Monday, December 25, 2006

Emacs for Blubs

I was reading Dive into Python, and the author strongly recommended emacs. I have heard this recommendation several times before: the first from Science Fiction author Neal Stephenson, and again a bit later from Stevey Yegge. So, for the umpteenth time, I am trying out this editor.

In my earliest attempts, I started with the tutorial, and I had never gotten completely through it. My brain holds very few facts at a time, and learning control keys to move around in the text maxed me out right away. This time, I am trying a book: Ralph Roberts's Unix® Desktop Guide to Emacs (1992 — and yes, the trademark symbol is in the title). For some reason, while using the book I was able to get through the entire tutorial. Go figure.

As I get deeper and deeper into the mysteries of emacs, I am reminded of a crack about BBedit by Rands:
BBEdit's biggest flaw is one of its greatest assets: its history. BBEdit's design is an amalgam of every design decision the Bare Bones Software team has made since its release for System Software 6 in the early 90s and it shows.

Emacs may be the best text editor in the world (all the cool kids say so), but its learning curve is pretty steep and its features (look! you can embed lisp macros right in there!) assume you are already one of the cool kids instead of one of the Blubs.

So as a Blub, I am never going to pick up emacs.
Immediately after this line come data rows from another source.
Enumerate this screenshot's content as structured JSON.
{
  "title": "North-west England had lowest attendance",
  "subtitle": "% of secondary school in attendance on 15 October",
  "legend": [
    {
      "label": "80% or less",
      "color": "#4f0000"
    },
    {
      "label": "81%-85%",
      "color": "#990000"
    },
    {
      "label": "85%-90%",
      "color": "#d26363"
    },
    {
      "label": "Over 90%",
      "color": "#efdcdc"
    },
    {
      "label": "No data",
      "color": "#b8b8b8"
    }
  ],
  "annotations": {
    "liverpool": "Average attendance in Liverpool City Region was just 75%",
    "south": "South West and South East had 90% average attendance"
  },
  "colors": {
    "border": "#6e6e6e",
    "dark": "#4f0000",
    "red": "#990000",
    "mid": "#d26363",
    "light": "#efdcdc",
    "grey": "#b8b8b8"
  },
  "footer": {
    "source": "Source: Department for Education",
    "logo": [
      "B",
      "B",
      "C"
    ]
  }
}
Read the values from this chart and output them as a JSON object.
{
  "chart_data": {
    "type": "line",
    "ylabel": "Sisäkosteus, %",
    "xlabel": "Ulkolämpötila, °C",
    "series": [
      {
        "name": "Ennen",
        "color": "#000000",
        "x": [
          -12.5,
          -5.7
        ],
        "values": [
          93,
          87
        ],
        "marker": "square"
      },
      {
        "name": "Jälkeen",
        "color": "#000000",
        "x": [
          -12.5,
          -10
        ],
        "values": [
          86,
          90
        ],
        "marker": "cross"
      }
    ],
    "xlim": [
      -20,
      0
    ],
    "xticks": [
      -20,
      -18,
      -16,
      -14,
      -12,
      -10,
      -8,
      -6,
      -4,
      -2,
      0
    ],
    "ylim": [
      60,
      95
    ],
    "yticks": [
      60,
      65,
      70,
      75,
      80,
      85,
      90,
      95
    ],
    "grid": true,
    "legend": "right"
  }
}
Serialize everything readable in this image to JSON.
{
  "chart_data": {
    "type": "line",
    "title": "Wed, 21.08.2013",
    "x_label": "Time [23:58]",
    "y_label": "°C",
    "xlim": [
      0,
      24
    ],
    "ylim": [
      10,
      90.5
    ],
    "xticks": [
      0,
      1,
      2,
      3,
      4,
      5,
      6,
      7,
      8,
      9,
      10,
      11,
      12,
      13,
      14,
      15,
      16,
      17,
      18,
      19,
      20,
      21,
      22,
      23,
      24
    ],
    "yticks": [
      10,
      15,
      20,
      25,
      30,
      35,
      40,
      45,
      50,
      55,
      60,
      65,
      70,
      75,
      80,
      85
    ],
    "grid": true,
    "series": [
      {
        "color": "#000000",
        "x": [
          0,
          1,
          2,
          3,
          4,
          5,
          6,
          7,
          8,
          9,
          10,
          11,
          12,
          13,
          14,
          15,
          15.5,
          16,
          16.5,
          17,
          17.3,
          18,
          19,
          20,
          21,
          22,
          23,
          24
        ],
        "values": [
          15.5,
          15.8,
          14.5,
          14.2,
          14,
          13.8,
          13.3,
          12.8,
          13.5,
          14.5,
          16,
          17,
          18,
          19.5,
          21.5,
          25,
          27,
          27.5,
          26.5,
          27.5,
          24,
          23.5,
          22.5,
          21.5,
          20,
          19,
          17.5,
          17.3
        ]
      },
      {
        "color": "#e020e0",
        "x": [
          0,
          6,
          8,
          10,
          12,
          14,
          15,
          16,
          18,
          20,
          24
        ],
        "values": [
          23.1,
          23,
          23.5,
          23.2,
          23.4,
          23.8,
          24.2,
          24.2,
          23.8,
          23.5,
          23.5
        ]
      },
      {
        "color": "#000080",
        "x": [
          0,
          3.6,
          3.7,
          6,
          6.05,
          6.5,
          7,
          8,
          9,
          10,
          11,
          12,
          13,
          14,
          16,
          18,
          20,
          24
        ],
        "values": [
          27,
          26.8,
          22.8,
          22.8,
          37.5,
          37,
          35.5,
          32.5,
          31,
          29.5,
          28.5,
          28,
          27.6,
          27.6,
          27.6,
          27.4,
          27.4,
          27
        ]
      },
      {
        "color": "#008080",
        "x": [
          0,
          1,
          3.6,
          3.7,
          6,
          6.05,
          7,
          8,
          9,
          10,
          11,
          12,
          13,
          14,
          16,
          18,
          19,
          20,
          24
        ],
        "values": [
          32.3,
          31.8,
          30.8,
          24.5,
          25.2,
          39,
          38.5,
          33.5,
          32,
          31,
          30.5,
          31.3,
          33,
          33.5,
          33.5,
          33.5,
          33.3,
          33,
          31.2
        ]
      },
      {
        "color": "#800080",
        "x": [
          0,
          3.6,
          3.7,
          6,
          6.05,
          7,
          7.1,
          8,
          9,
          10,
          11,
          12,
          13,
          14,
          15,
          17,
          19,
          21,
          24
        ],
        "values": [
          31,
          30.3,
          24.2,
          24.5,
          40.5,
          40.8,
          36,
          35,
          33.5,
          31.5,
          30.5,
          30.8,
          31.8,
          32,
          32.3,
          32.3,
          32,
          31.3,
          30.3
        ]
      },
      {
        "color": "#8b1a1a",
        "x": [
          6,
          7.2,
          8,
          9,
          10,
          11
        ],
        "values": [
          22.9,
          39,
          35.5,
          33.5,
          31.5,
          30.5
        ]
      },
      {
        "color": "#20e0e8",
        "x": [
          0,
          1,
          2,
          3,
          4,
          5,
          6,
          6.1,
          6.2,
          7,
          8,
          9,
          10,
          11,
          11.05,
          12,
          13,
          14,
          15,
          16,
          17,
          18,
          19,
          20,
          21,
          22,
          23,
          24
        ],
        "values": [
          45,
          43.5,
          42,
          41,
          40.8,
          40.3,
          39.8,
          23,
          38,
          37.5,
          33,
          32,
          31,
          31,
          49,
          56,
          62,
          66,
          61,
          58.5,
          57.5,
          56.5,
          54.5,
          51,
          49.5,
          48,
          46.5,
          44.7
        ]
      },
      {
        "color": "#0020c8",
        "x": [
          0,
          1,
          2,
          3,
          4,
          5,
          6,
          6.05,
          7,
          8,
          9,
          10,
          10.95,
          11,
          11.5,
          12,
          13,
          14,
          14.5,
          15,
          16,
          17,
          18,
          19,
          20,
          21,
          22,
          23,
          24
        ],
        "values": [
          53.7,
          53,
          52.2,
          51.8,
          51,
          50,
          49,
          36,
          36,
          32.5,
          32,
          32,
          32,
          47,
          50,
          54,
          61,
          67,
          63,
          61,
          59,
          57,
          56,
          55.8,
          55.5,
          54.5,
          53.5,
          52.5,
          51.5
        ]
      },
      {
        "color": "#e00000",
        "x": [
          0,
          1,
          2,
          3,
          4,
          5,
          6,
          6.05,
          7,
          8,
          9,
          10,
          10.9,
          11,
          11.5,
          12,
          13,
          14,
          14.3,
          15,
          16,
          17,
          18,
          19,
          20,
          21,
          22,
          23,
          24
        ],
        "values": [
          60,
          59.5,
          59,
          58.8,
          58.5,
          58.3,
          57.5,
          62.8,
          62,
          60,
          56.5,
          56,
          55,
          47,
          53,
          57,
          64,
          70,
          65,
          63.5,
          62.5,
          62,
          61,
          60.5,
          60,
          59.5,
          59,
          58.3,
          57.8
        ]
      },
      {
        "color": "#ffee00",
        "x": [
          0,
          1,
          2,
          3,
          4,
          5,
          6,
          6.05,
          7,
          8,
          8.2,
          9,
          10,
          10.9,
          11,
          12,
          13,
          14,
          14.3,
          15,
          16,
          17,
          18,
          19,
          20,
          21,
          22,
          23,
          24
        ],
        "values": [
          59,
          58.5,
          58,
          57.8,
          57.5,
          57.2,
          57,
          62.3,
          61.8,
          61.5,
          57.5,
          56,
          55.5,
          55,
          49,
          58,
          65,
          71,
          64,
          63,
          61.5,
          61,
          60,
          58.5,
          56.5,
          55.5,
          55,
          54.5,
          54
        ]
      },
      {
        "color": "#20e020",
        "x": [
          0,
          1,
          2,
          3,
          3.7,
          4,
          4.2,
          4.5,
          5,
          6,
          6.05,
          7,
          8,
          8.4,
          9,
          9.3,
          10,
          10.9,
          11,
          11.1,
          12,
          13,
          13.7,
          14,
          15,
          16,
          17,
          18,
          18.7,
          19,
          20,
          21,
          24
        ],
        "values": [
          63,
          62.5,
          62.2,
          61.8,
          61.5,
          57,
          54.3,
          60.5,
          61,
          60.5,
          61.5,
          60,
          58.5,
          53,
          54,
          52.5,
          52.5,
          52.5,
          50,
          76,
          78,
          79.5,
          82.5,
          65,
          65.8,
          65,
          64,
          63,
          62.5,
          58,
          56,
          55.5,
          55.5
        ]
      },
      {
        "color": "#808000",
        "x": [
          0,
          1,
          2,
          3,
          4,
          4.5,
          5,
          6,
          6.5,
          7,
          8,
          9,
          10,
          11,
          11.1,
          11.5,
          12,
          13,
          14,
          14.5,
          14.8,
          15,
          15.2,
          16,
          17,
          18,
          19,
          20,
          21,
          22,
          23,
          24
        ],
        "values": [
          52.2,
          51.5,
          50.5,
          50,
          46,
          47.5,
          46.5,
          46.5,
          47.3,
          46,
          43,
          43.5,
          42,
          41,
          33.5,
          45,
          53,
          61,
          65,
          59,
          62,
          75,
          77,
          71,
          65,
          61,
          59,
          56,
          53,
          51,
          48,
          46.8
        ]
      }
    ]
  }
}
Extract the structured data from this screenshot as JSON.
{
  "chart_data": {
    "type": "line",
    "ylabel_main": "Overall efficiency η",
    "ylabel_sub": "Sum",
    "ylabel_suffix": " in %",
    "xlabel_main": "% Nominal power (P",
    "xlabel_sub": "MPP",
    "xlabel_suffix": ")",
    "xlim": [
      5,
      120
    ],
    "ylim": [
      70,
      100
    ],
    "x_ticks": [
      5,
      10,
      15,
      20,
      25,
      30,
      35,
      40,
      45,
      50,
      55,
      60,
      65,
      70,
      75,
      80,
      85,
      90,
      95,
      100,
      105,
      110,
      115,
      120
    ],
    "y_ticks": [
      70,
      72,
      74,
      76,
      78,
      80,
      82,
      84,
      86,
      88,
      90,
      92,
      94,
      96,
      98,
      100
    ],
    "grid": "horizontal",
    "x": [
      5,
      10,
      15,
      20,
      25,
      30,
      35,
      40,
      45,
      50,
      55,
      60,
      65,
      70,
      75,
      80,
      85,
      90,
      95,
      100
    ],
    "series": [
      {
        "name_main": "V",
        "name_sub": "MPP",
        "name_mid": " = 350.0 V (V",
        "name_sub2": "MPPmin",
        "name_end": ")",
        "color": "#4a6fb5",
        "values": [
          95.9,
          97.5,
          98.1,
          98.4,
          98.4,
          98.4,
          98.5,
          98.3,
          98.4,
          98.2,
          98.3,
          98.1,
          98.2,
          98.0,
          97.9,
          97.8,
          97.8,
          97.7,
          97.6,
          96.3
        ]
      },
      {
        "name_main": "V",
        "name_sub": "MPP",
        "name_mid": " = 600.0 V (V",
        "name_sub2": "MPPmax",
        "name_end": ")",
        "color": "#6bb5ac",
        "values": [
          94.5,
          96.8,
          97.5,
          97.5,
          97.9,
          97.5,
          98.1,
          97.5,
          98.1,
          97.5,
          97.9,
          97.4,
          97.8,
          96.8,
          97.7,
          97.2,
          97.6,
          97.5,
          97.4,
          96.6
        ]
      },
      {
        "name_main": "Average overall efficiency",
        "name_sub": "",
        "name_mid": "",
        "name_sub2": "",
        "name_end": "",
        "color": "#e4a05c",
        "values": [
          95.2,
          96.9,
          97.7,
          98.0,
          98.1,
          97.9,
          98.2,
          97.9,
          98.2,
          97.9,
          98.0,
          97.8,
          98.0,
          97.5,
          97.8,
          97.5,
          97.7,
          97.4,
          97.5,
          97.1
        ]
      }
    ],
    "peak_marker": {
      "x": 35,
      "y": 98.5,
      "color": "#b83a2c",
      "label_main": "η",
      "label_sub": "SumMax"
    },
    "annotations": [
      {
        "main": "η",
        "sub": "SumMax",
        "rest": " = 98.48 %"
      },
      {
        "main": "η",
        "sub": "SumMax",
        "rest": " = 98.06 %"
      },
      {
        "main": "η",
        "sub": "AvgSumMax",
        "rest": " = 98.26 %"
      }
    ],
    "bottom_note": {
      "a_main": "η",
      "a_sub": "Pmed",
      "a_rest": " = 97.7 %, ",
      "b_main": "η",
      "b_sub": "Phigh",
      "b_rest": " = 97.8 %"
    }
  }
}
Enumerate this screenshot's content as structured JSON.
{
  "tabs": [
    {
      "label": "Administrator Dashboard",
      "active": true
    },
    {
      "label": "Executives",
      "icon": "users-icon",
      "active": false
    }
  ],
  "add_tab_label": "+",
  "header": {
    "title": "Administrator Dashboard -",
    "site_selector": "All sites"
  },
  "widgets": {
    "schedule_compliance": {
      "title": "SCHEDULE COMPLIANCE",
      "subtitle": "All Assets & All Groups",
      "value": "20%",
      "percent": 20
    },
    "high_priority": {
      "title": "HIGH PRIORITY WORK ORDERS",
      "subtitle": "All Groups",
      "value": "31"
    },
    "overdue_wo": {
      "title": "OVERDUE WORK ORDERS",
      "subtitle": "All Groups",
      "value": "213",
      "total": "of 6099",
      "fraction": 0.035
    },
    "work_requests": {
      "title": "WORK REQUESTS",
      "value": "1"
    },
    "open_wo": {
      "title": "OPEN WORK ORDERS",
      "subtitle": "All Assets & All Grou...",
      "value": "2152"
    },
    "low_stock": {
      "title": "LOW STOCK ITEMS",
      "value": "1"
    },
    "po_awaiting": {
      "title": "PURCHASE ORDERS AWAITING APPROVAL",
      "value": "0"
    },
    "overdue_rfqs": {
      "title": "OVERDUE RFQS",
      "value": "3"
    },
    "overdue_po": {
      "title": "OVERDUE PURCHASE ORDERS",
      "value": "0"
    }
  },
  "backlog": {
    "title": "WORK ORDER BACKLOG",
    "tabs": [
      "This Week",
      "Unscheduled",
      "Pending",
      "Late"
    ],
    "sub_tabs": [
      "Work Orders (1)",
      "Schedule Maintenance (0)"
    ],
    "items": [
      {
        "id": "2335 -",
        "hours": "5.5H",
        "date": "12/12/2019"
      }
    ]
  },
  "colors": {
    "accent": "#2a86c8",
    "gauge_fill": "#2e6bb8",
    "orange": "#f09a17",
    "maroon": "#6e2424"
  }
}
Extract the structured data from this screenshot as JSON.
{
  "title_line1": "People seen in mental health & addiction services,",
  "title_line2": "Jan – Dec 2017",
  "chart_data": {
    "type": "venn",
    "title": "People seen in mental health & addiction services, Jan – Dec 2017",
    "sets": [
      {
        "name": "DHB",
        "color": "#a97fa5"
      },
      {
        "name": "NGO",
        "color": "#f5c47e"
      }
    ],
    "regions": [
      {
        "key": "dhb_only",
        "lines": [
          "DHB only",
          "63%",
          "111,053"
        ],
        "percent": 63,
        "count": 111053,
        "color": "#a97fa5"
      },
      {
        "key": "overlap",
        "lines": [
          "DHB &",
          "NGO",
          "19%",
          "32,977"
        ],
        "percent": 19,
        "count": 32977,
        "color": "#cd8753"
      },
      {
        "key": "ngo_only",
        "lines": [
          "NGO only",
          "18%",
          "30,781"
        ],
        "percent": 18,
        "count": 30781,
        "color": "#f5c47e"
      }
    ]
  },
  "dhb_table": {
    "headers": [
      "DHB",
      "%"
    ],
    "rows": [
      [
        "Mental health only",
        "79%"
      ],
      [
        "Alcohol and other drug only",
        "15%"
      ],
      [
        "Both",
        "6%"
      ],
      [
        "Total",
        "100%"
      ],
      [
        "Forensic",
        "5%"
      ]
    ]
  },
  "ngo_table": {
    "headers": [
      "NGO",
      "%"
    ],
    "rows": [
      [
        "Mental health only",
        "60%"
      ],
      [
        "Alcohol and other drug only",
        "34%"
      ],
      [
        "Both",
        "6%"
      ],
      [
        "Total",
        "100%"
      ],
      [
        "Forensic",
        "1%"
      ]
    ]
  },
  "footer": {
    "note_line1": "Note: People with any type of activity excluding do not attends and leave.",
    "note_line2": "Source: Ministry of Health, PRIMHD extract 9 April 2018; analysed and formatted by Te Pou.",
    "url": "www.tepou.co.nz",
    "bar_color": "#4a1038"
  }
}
The kind of power it gives me is way too high up the abstraction ladder. As a Blub, I want something that can immediately make me feel like I am adding value to the business process and/or satisfying my customer's needs, and this editor is asking me to focus on the tool rather than the problem. It doesn't matter that learning the tool will make me more productive as a programmer and thus be in a better position to solve my clients' problems. I wouldn't be a Blub programmer if that argument carried any weight.

So I will probably by staying with the python plug-in for eclipse for learning python. Sure, Eclipse imposes its own learning curve, but I have already been through the first stages of it, so I don't really have to deal with much newness.

>>Edit
Stevey has just verified my Blub attitude towards emacs:
Emacs offers a completely hostile end-user [end-user programmer] experience and a nearly unparalleled programmer experience [programmer-user].
So for those of you who want to program and add hooks to your editor, emacs rocks. For those of us who want the tool to be ready to use to solve non-editor programming problems, perhaps it is not the best.



Sunday, December 24, 2006

My Inspiration to Blog

I had been reading various software development blogs for some time (instead of paying stricter attention to my proper duties) when I came across Stevey's encouragement to start blogging. As I have opinions I would like to share with the world, I decided to curse his blog publisher with what pops out of my mind. Here is what is rattling around in there trying hard to get out, and I need to either release it here or curse my wife/coworkers/strangers on the bus with it.

Blub programmers have been given a bad name by the people I enjoy reading. Especially Raganwald. We blubs are the people who keep the bilges of massively bureaucratic ships pumped. Sure, we have flaws. We mostly maximize short-term benefit, and we are motivated primarily by the warm fuzzies we get from our clients and the potential to win the coveted "best cookie" award at the staff Christmas party. When faced with the challenge of optimizing depth-first tree traversal algorithms, our first impulse is to form a committee to discuss what the various institutional divisions would want out of a depth-first tree traversal algorithm. But if we actually had imaginations and vision, the massive institutional inertia would grind our bones into dust.

The anti-blubs argue that we should therefore quit and find jobs that encourage us to explore the full potential of informational technology. But the whole point is that we like what we do. We like it when a user gushes at us because we have added a "logoff" link to our web pages. We like our individual three-ring binders filled with impenetrable coding standards (last updated, 1988). We are business analysts who bring value through our deep understanding of existing processes, not technophiles excited about meta-programming constructs. And every second we spend thinking about how to do something technically sweet, we spend a second less considering our user's needs (as the user understands them).

So given the environment and our motivations, how can we be the best blub programmers? This is the topic I will begin to explore when the rattling in my skull gets too loud again.